O processo vai apurar se Castor se excedeu em suas declarações em artigo publicado na imprensa com críticas à decisão do STF (Supremo Tribunal Federal) de remeter à Justiça Eleitoral casos de corrupção que possuam conexão com crimes eleitorais.

Em artigo publicado no site "O Antagonista", Castor afirma que "vem sendo ensaiado na Segunda Turma do STF o mais novo golpe à Lava Jato" e menciona a possibilidade de "ataques covardes engendrados nas sombras".

O pedido de investigação contra o procurador foi apresentado ao CNMP pelo presidente do STF, Dias Toffoli, em março.

A procuradora-geral Raquel Dodge defendeu a apuração do caso. "Também a liberdade de expressão tem limite. E é preciso avaliar se ela foi excedida nesse caso concreto", afirmou a procuradora.

Por meio da assessoria de imprensa do MPF, Diogo Castor afirmou que "sua manifestação foi proferida como cidadão e que está protegida pelo direito de crítica como desdobramento da liberdade de expressão, e que apresentará sua defesa no próprio procedimento", disse o procurador, em nota.

Cobrança por julgamento

Apesar de ter retirado de pauta o processo movido pelo senador Renan Calheiros (MDB-AL) por conta de declarações de Deltan redes sociais, o corregedor Orlando Rochadel chegou a criticar a postura do procurador no caso.

"Acho que o membro [do Ministério Público] agiu de maneira equivocada", disse Rochadel.

Rochadel afirmou que retirou o processo de pauta porque Deltan ainda não havia apresentado defesa contra um novo pedido de Renan para que o CNMP afaste o procurador do cargo.

Em outra frente de pressão sobre Deltan, o conselheiro Luiz Fernando Bandeira de Mello Filho, que ocupa a vaga destinada a indicados pelo Senado, cobrou que os processos contra Deltan sejam julgados.

Processos no CNMP

As 12 reclamações contra Deltan no CNMP se dividem assim:

  • 7 chegaram depois que o Intercept Brasil e veículos parceiros, como UOL e a Folha, publicaram reportagens com base nas mensagens de Telegram trocadas entre o procurador e seus colegas da Lava Jato
  • Renan Calheiros se queixou contra declarações de Deltan nas redes sociais
  • Dias Toffoli abriu representação após entrevista de Deltan criticando o STF
  • Kátia Abreu (PDT-TO) reclamou por Deltan ter compartilhado em redes sociais reportagem sobre investigação contra a senadora. O processo foi arquivado pelo corregedor, mas voltou a tramitar após recurso.
  • Parlamentares do PT fizeram reclamação disciplinar sobre o acordo entre Lava-Jato e Petrobras que criaria fundo bilionário para o combate à corrupção. Esse acordo foi suspenso a pedido da PGR (Procuradoria-Geral da República) por decisão do ministro do STF Alexandre de Moraes.
  • Anteontem, foi pedido o desarquivamento de uma representação sobre suposto financiamento irregular por procuradores de um outdoor de apoio à Lava Jato instalado em Curitiba. A representação foi aberta contra a força-tarefa, e não especificamente contra Deltan.

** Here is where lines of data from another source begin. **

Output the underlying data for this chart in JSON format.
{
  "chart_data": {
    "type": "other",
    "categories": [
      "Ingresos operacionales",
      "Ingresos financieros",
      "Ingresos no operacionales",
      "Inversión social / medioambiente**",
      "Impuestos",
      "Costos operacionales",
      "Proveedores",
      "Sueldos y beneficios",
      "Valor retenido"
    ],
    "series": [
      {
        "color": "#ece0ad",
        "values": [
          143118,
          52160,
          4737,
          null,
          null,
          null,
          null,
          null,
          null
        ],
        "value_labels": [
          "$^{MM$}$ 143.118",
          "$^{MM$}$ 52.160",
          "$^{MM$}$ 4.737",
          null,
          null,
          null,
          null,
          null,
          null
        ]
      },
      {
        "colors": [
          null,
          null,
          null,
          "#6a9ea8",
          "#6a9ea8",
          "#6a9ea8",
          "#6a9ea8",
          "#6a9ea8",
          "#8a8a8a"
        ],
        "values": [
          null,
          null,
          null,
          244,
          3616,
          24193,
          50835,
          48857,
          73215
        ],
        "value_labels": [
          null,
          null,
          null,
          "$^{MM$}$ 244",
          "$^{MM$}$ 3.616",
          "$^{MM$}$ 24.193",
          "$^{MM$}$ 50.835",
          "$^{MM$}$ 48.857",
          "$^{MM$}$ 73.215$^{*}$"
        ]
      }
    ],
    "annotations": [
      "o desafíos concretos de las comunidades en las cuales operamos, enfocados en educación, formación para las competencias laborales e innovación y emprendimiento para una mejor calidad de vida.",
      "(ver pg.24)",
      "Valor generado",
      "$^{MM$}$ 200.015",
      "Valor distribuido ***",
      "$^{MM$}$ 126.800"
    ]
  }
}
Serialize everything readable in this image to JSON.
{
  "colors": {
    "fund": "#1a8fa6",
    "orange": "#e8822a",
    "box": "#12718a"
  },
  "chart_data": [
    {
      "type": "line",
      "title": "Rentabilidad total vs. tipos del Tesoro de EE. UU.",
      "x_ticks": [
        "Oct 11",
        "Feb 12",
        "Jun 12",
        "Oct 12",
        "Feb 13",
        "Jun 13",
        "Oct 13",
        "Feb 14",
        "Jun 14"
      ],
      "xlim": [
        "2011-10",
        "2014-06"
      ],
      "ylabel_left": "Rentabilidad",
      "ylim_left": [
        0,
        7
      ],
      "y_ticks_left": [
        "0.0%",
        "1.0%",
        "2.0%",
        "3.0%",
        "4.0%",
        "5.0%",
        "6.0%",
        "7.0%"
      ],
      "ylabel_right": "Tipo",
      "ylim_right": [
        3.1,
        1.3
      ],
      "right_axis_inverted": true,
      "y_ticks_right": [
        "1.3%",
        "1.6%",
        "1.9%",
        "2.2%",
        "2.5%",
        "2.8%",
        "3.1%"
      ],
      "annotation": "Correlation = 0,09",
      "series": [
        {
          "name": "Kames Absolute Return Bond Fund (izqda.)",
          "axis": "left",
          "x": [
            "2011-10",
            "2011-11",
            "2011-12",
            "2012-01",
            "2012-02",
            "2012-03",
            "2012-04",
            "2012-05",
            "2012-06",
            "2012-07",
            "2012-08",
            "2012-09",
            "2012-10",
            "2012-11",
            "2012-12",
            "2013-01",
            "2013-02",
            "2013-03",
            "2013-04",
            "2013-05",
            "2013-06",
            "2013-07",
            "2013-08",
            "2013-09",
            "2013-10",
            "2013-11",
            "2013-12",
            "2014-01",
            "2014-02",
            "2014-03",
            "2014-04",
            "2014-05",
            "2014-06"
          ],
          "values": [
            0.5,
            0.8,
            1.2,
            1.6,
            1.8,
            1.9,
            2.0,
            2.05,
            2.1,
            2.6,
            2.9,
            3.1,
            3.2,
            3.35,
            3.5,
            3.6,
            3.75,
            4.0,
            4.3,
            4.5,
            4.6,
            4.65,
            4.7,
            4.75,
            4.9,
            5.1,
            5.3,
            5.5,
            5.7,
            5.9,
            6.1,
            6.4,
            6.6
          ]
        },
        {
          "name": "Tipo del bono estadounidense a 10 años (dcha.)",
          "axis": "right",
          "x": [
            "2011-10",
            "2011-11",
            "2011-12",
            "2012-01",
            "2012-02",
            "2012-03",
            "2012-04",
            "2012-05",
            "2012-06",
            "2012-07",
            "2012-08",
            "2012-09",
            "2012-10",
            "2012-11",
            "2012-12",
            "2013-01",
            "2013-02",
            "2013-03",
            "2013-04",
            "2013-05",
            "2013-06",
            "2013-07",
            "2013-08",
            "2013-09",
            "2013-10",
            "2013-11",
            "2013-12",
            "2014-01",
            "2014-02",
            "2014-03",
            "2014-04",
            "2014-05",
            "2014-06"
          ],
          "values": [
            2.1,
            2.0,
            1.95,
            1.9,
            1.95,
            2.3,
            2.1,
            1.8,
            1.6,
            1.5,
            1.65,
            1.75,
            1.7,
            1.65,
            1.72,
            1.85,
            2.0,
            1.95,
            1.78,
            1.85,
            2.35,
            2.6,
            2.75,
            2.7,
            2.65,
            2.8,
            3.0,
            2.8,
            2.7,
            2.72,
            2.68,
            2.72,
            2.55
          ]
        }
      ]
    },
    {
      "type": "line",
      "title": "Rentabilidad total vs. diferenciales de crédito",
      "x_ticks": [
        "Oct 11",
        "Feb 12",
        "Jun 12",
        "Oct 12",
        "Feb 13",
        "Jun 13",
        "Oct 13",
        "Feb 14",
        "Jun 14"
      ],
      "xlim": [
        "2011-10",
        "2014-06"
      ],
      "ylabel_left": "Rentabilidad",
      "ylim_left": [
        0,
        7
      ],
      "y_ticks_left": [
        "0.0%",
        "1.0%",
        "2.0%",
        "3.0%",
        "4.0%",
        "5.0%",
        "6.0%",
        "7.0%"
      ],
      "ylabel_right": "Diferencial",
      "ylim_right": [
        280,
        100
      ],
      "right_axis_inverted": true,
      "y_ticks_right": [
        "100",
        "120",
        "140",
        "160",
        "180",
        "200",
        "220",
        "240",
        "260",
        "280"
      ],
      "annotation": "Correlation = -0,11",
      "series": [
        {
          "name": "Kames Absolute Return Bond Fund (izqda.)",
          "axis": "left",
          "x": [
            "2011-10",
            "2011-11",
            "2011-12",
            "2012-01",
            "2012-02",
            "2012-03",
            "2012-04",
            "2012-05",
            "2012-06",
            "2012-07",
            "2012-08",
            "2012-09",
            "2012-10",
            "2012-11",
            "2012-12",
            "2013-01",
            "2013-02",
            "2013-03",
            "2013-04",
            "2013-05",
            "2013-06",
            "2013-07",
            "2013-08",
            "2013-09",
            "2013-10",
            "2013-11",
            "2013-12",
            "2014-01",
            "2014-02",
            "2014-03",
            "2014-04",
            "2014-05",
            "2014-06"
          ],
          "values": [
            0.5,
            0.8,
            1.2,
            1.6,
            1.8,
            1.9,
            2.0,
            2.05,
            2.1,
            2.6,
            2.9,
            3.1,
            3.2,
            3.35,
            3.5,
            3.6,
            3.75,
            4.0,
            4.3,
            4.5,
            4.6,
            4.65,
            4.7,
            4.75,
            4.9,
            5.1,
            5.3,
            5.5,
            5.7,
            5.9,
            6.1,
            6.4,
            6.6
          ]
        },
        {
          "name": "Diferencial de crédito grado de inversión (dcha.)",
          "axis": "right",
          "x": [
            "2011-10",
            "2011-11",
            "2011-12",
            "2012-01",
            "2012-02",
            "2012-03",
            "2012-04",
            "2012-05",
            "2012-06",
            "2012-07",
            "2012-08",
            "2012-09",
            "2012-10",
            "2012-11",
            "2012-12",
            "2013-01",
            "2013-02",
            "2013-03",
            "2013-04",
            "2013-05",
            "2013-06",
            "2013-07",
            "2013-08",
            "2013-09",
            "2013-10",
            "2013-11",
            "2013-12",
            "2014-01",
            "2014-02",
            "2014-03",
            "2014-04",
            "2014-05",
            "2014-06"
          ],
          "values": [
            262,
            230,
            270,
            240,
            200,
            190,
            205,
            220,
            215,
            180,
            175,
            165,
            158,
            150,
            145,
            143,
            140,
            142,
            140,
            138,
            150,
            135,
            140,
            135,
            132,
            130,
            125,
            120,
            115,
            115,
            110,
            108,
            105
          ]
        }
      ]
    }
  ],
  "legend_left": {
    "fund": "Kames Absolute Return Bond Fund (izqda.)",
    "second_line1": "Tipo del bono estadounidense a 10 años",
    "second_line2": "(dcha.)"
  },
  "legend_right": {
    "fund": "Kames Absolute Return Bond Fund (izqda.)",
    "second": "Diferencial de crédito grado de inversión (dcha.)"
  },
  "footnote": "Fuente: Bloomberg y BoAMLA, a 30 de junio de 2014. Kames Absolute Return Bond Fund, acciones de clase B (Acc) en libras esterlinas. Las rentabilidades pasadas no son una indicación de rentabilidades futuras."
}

O corregedor do CNMP, Orlando Rochadel, determinou a instauração de reclamação disciplinar para que a força-tarefa da Lava Jato seja ouvida. Posteriormente, o CNMP deverá avaliar se o caso merece ser investigado e se será aberto um processo.

Como funciona o CNMP

As representações contra qualquer procurador que chegam ao conselho primeiro são recebidas pela Corregedoria do CNMP:

  1. O corregedor decide se há fundamentos na representação
  2. Se houver, pede defesa prévia ao acusado e faz uma apuração preliminar para avaliar se abre processo disciplinar
  3. Decisão de abrir Processo Administrativo Disciplinar (PAD) é levada ao plenário do CNMP
  4. Na tramitação do PAD, o acusado apresenta formalmente a defesa, e conselheiros analisam provas
  5. Eventuais punições são definidas por decisão do conselho.

O CNMP tem 14 conselheiros. Oito deles são membros dos diversos ramos do Ministério Público, dois são juízes indicados pelo STF e pelo STJ (Superior Tribunal de Justiça), dois são indicados pela OAB (Ordem dos Advogados do Brasil) e mais dois indicados pela Câmara dos Deputados e pelo Senado Federal.